Cage plays Hero, a man who is anything but. At least, initially. He’s a bank robber looking for redemption, after a young boy is murdered by his partner, Psycho (Nick Cassavetes), during a heist. When the Governor of Samurai Town’s granddaughter goes missing, Hero is charged with bringing her back. It turns out she’s not his granddaughter at all, but his property (echoes of Mad Max: Fury Road stir). To make sure Hero behaves himself, he’s fitted with an explosive leather suit. There’s a counter on the wrist showing he has three days to find Bernice (Sofia Boutella), or the explosives attached to his crotch region will make Hero a eunuch. Oh, and his arms will explode too, if he touches Bernice. If he fails completely, after five whole days, the device will blow his head clean off.

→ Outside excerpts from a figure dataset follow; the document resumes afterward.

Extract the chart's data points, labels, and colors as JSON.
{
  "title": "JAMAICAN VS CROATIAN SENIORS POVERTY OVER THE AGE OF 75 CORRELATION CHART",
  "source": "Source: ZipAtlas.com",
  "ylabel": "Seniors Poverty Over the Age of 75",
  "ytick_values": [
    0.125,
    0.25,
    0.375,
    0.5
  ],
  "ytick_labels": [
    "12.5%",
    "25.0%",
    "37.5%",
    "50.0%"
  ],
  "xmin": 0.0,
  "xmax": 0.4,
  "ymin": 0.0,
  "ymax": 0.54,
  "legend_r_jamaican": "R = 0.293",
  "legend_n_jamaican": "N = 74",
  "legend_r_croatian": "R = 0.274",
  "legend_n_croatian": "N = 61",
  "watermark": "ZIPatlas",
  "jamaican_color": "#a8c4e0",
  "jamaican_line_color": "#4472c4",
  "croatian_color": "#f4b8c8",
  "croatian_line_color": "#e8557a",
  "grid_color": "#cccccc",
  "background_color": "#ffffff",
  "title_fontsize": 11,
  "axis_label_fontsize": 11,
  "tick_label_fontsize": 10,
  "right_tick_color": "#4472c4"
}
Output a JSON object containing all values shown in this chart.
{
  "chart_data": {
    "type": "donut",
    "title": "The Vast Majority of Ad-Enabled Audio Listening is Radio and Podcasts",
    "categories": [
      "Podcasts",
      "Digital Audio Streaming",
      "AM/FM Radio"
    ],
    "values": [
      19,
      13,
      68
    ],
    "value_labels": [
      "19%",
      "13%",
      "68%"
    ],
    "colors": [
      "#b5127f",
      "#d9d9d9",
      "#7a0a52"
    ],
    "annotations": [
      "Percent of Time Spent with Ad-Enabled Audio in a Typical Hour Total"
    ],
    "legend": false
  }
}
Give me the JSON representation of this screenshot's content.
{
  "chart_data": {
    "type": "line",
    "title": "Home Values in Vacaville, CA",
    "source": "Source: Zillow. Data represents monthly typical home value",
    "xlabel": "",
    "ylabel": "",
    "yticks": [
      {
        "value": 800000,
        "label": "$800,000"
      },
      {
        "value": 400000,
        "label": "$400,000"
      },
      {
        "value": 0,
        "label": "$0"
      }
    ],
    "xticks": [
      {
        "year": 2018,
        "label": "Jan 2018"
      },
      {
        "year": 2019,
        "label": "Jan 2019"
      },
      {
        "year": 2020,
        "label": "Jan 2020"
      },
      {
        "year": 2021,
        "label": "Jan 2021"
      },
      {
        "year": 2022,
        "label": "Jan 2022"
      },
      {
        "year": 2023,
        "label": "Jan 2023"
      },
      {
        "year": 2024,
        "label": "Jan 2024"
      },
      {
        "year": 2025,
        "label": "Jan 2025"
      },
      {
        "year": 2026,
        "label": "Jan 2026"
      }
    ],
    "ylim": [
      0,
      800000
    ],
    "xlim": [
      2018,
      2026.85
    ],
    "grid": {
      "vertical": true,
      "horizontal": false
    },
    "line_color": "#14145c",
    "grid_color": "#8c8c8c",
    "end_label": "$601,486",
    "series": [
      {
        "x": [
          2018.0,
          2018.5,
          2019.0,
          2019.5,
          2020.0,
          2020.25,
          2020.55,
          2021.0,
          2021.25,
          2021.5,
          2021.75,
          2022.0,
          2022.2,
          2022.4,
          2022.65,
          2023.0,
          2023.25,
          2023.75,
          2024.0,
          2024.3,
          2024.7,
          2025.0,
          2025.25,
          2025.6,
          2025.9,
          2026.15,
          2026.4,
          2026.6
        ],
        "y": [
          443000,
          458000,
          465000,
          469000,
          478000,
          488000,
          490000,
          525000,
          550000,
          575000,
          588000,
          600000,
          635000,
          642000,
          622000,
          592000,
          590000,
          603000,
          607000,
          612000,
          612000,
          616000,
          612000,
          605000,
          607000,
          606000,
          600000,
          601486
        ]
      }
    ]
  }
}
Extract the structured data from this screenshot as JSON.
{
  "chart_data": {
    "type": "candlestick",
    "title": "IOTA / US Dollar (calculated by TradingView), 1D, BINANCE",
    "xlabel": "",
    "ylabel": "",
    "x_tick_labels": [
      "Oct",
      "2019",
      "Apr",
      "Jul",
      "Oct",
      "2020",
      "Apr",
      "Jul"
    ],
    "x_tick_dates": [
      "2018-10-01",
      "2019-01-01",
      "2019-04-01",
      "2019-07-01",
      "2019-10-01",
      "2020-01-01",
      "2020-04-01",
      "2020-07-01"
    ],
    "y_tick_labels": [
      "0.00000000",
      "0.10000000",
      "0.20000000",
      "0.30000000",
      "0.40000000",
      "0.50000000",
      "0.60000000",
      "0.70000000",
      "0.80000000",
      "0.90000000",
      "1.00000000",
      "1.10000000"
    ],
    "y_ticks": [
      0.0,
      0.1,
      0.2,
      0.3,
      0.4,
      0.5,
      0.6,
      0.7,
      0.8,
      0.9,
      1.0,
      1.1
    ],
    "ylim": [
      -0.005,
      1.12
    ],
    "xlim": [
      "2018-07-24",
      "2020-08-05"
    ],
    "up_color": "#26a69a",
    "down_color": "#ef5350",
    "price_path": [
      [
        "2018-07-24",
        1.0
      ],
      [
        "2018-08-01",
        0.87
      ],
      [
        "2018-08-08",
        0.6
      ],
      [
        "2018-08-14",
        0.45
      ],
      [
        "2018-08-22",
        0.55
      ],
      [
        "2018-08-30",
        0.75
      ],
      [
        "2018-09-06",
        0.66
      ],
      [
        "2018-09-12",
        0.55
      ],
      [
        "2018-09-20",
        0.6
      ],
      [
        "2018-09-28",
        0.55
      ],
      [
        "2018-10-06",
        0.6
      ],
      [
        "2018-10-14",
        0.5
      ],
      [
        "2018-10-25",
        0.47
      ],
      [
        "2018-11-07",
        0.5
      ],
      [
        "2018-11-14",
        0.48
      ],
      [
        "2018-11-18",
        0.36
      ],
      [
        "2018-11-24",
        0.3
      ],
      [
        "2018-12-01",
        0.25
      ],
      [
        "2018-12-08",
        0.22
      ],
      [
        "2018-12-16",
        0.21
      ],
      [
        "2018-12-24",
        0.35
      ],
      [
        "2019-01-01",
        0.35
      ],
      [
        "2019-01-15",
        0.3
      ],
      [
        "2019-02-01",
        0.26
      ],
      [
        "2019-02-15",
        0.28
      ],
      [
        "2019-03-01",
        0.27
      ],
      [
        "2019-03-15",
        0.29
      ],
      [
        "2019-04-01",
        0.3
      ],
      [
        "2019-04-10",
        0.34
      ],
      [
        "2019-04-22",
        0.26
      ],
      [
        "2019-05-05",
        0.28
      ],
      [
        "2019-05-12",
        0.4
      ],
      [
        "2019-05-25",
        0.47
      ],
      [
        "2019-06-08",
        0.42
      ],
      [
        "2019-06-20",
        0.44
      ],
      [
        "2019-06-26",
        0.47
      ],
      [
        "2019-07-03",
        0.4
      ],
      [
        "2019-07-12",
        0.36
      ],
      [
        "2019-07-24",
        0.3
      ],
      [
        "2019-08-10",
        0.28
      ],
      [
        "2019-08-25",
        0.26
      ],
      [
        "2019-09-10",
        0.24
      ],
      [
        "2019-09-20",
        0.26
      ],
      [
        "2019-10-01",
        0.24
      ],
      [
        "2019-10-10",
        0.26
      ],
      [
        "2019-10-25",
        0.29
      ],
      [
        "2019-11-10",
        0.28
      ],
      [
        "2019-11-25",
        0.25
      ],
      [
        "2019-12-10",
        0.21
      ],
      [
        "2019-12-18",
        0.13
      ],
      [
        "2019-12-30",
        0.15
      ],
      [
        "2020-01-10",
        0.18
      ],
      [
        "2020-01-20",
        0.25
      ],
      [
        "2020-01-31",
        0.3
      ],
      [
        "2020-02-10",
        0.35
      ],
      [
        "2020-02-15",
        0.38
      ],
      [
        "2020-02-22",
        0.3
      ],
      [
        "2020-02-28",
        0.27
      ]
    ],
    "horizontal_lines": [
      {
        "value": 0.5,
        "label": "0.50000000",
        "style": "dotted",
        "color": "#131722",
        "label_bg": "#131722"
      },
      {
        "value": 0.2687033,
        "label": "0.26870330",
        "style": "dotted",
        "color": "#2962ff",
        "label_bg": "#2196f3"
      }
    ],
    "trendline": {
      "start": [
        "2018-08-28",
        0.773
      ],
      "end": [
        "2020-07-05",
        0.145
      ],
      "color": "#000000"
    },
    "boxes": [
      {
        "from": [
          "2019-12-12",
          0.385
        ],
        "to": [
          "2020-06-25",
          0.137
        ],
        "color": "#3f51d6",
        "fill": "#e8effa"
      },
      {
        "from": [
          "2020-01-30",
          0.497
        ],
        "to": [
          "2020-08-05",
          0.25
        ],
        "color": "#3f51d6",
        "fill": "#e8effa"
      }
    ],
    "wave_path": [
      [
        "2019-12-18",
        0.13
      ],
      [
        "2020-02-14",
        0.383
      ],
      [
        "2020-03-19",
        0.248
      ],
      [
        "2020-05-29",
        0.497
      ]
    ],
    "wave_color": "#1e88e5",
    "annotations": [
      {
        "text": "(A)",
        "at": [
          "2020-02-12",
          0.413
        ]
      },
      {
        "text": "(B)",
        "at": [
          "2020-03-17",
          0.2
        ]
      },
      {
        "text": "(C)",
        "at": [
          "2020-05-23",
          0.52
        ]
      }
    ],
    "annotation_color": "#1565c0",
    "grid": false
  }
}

It’s all very gonzo and sounds like there’s a good time to be had…in theory.

But then it just doesn’t go anywhere and Cage losing his shit only gets us so far. If the storyline is basic, the film at least looks visually enticing, with its mixture of feudal Japan, garish futurism, one horse western town and parched landscapes befitting an apocalyptic event. Sono throws everything at the screen – samurai battles, shootouts, Cage shouting and threatening to karate chops the locals – but it rarely provides anything but the sense you’re watching bizarre performance art in place of a good film. Sono and Cage might find it all hilarious, but it’s funny only in the way a private joke is between friends or a cerebral exercise in genre piss-taking, mocking genre staples surrounding codes of honour and redemptive narrative arcs we lap up time and time again.